Background: The use of traditional metallic bone fixation devices, such as stainless steel and titanium, often leads to complications, including stress shielding, allergic reactions, and imaging interference. This necessitates the exploration of alternative materials with better biomechanical compatibility and reduced adverse effects.

Objective: This research aims to evaluate the efficacy of functionally graded, chopped, carbon-fiber-reinforced polyether ether ketone (CCF/PEEK) composites as bone fixation plates, particularly focusing on their ability to minimize stress-shielding effects while enhancing biocompatibility and healing performance during the bone healing process.

Methods: Finite element analysis (FEA) was employed to examine the effects of stress shielding in bone plates composed of CCF/PEEK composites with various gradient distributions under both static and instantaneous dynamic loading conditions. The FGM bone plate models were developed using ABAQUS software along with user subroutines USDFLD and VUSDFLD, with each FGM plate maintaining an equivalent overall elastic modulus but featuring distinct gradient distributions.

Results: The results revealed that all FGM bone plates exhibited lower stress-shielding effects compared to metal bone plates.

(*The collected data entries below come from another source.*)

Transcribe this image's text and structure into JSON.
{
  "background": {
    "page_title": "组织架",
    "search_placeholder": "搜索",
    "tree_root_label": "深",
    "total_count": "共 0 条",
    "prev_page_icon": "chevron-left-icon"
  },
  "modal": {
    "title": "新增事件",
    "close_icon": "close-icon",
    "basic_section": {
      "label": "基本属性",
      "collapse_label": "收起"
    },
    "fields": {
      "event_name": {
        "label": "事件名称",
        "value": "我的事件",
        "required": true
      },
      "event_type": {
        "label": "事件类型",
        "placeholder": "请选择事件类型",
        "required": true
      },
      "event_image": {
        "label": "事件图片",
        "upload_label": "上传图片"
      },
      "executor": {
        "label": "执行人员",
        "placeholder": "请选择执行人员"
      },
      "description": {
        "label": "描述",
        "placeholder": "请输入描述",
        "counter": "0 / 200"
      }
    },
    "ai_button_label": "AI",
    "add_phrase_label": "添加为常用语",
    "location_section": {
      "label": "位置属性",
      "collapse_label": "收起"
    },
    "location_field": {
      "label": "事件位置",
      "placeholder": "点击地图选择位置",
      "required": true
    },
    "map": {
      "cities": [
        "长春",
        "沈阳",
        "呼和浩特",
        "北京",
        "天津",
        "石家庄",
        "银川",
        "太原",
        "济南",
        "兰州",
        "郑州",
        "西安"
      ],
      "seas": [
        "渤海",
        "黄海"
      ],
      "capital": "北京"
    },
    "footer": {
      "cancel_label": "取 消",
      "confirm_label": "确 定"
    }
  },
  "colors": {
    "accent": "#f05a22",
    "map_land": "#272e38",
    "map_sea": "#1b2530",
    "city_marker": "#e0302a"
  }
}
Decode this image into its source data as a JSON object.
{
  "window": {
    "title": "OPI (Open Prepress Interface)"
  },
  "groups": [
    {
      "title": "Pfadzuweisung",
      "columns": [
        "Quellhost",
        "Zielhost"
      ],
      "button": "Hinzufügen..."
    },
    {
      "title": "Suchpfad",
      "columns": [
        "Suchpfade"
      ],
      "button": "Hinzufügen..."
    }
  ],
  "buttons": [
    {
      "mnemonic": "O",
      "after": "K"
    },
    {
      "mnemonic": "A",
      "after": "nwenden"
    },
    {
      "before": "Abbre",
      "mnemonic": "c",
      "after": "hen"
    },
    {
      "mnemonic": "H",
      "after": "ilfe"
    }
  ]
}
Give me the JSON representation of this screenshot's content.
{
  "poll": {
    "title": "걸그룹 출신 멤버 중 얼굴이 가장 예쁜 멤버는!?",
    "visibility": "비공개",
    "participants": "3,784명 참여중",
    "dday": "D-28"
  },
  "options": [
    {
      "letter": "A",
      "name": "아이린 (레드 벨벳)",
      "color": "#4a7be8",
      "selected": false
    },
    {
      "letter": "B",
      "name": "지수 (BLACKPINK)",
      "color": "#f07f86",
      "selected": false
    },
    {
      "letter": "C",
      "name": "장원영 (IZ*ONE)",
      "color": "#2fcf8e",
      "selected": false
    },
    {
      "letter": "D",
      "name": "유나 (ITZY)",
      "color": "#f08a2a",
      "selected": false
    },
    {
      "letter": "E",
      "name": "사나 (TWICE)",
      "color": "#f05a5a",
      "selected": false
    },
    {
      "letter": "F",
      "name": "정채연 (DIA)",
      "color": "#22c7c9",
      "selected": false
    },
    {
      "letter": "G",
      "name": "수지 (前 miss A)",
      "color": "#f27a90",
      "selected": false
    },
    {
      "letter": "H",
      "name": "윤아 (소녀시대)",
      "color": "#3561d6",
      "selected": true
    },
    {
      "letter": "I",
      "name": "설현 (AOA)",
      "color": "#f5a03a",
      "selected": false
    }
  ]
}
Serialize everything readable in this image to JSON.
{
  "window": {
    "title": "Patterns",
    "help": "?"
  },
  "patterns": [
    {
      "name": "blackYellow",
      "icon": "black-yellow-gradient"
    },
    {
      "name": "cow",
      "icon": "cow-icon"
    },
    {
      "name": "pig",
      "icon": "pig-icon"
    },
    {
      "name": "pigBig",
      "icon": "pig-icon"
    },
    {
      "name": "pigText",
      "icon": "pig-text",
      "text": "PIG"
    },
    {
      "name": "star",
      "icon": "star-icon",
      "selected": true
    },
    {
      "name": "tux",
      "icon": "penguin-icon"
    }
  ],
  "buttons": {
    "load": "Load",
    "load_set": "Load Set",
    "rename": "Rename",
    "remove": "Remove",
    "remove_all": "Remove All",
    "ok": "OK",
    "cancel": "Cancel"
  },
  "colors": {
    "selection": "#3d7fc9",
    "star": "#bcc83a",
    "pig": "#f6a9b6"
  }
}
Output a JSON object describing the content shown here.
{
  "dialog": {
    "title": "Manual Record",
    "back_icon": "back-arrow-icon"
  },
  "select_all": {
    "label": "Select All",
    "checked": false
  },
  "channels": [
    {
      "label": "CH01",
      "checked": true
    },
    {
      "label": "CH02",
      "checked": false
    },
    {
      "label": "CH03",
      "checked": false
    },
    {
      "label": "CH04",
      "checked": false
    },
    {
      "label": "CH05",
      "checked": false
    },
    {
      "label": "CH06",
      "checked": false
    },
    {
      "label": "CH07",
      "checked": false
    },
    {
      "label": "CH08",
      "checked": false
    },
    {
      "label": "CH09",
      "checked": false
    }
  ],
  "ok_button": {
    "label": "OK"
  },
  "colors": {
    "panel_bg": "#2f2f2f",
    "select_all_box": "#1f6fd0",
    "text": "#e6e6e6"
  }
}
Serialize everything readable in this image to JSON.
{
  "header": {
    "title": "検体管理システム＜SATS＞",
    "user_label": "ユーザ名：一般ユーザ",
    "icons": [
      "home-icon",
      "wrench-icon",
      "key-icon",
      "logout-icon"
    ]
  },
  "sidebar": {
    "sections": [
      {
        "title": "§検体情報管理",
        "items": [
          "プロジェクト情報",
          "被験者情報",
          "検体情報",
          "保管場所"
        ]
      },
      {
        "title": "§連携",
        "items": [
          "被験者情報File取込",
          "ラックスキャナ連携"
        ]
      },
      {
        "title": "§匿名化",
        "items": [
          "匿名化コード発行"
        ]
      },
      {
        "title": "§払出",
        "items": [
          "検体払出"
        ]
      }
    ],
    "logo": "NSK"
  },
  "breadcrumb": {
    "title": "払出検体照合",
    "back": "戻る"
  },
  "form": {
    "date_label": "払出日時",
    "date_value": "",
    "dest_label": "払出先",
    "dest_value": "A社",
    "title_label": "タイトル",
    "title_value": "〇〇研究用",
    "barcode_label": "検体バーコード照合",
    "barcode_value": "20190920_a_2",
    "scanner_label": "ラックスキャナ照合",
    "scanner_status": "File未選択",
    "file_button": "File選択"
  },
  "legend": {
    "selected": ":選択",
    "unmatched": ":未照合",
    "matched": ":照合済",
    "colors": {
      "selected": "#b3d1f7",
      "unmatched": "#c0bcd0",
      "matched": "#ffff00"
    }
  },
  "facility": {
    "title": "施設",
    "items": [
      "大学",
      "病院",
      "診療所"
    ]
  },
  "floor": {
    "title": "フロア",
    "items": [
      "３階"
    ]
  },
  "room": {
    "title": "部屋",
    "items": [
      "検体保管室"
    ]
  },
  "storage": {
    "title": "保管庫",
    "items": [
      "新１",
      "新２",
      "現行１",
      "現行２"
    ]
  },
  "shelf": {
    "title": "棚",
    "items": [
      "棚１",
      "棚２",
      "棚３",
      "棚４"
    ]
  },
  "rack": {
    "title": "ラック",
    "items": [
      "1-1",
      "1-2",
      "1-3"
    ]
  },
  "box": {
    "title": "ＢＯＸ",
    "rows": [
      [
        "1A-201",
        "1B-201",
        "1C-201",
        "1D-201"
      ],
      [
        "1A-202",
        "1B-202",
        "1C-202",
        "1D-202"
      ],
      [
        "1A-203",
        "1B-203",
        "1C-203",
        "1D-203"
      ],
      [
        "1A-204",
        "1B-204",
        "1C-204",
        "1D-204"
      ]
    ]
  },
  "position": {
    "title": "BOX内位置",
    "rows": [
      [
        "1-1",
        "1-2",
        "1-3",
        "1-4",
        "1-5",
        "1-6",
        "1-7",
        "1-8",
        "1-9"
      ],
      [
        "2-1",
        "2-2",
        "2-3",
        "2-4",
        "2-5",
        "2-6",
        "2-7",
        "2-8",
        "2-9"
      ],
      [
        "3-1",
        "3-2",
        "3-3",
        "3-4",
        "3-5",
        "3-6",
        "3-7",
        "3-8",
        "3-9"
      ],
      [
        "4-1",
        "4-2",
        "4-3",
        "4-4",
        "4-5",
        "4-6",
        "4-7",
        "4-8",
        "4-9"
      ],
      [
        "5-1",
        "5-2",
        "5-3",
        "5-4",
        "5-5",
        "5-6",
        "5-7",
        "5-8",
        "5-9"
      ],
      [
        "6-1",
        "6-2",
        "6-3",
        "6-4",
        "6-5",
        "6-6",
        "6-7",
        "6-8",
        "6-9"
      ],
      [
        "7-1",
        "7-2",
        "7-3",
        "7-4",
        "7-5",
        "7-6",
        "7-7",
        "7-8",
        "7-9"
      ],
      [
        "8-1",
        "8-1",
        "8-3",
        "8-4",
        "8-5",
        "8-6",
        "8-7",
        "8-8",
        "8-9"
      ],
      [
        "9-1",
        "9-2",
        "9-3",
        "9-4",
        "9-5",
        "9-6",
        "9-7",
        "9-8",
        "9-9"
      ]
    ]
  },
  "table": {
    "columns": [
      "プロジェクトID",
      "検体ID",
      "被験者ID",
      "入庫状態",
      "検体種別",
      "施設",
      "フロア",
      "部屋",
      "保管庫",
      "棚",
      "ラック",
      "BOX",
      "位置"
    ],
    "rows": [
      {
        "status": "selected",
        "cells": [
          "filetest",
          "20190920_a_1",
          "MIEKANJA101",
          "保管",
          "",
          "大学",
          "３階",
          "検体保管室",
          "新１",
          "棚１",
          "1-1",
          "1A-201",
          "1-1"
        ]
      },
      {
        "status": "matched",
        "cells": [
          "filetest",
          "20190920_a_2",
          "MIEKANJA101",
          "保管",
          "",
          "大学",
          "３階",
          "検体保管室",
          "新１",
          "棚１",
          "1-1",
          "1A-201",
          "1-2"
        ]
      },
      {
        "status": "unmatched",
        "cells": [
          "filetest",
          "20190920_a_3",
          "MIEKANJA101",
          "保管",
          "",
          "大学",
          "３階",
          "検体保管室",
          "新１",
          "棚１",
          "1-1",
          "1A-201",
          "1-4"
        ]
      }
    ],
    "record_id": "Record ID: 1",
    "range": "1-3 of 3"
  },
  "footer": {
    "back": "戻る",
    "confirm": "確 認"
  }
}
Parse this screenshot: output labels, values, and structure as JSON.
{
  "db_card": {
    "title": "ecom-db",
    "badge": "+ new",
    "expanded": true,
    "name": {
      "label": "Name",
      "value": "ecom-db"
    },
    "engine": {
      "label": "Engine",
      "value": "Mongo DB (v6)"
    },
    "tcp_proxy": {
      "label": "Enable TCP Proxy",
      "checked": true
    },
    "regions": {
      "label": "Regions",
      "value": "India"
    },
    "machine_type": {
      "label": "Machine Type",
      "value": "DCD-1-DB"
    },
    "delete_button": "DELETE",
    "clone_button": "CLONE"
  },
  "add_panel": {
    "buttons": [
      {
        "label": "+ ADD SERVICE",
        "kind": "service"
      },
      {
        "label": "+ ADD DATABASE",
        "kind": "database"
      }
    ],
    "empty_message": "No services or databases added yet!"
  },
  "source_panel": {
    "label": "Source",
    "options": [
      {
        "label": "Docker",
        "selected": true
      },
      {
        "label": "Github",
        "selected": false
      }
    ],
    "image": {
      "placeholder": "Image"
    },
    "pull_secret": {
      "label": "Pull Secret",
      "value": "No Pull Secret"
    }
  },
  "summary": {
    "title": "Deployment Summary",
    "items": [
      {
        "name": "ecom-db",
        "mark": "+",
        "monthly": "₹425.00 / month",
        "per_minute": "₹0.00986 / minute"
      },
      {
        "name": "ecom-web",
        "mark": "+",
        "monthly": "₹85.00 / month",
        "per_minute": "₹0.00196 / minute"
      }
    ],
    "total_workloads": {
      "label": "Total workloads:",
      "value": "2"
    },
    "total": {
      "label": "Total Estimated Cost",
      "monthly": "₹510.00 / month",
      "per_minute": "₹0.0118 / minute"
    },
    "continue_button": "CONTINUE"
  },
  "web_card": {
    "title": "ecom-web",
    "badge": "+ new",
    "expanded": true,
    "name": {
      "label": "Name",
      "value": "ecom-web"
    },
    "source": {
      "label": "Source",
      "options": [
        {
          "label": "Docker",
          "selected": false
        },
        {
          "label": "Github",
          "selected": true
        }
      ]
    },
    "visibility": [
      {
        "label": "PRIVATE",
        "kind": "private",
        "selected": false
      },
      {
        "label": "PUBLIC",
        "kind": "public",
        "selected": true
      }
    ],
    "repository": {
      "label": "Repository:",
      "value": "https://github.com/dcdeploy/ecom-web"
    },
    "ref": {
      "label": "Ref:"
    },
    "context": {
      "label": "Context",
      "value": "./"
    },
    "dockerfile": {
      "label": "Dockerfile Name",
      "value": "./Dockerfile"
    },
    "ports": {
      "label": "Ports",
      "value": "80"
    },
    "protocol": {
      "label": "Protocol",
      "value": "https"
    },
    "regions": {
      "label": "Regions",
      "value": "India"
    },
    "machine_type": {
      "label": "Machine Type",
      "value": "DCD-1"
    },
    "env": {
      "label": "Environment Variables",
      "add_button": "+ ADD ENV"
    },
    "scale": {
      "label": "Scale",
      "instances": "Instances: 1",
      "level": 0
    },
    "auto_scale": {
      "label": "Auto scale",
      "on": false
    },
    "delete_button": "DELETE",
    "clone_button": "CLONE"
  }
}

Compared with ST316L, the average stresses provided by the FGM3 plate with an elastic modulus gradually increased from the center to both sides are 8.67 %, 10.89 %, and 10.92 % higher in the healing stages of 1 %, 50 %, and 75 %, respectively. At the same time, the ranges of the stress for the FGM3 plate are the lowest (1 % healing stage) and second lowest (50 % and 75 % healing stages) out of all types of plate materials.

Conclusion: The study indicates that CCF/PEEK composites, particularly the FGM3 plate, which has an elastic modulus gradually increased from the center to both sides, can provide maximum stress stimulation and the most uniform stress distribution within the fractured area.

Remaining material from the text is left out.